- Directed by: Jon Dabach Tom Colley Danny Isaacs Rob Margolies
- Written by: Jon Dabach
- Produced by: Jon Dabach Rob Margolies
- Starring: Tony Todd Dylan Baker Samm Levine Agnes Bruckner Vanessa Lengies Robin Bartlett
- Cinematography: Tom Colley
- Edited by: Jon Dabach Danny Isaacs
- Music by: Kieran Kiely
- Release date: October 2019 (Screamfest);
- Running time: 94 minutes
- Country: United States
- Language: English

= Immortal (2019 film) =

Immortal is a 2019 American thriller film written by Jon Dabach, directed by Dabach, Tom Colley, Danny Isaacs and Rob Margolies and starring Tony Todd, Dylan Baker, Samm Levine, Agnes Bruckner, Vanessa Lengies and Robin Bartlett.

==Cast==
- Tony Todd as Ted
- Dylan Baker as Mr. Shagis
- Samm Levine as Warren
- Agnes Bruckner as Vanessa
- Mario Van Peebles as Carl
- Lindsay Mushett as Chelsea
- Vanessa Lengies as Alex
- Brett Edwards as Gary
- Robin Bartlett as Mary

==Release==
The film premiered at the Screamfest Horror Film Festival in October 2019. Then it was released on demand on September 1, 2020.

==Reception==
Alex Saveliev of Film Threat rated the film an 8 out of 10.

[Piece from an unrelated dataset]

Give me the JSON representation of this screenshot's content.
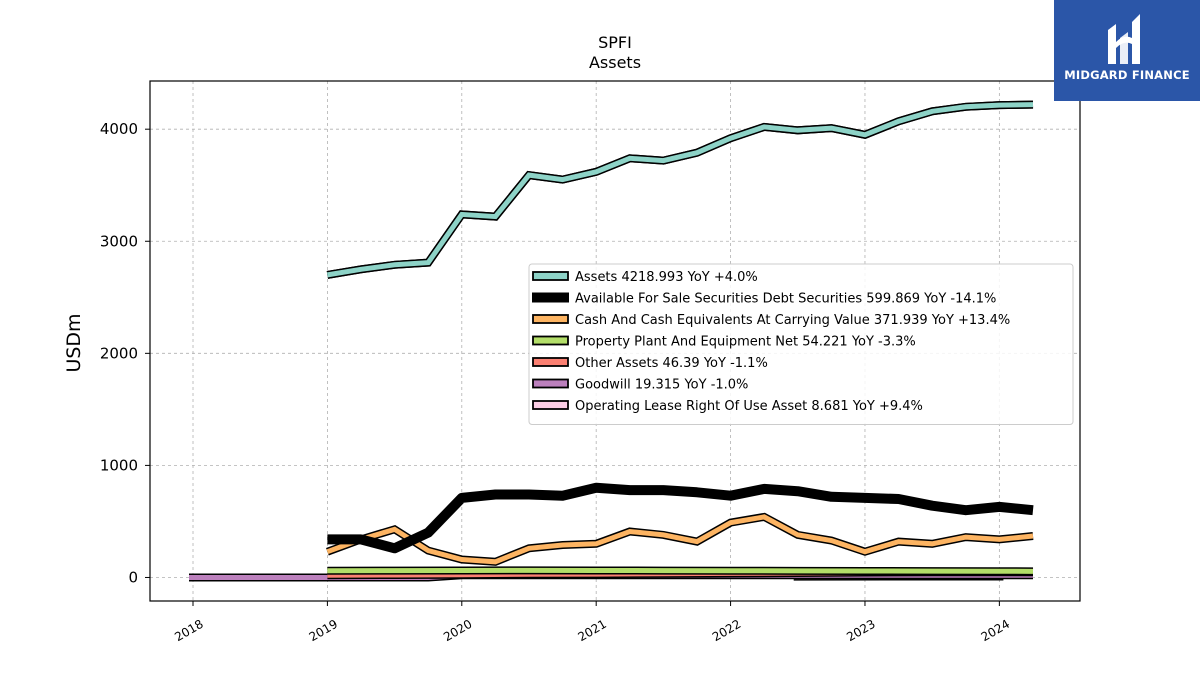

Grant Kempster of Starburst gave the film a positive review and wrote, “Less a fully formed feature and more a curiosity for fans of the genre, Immortal is well executed despite what appears to be a low budget and does the best it can to squeeze everything it can out of the script and the cast.”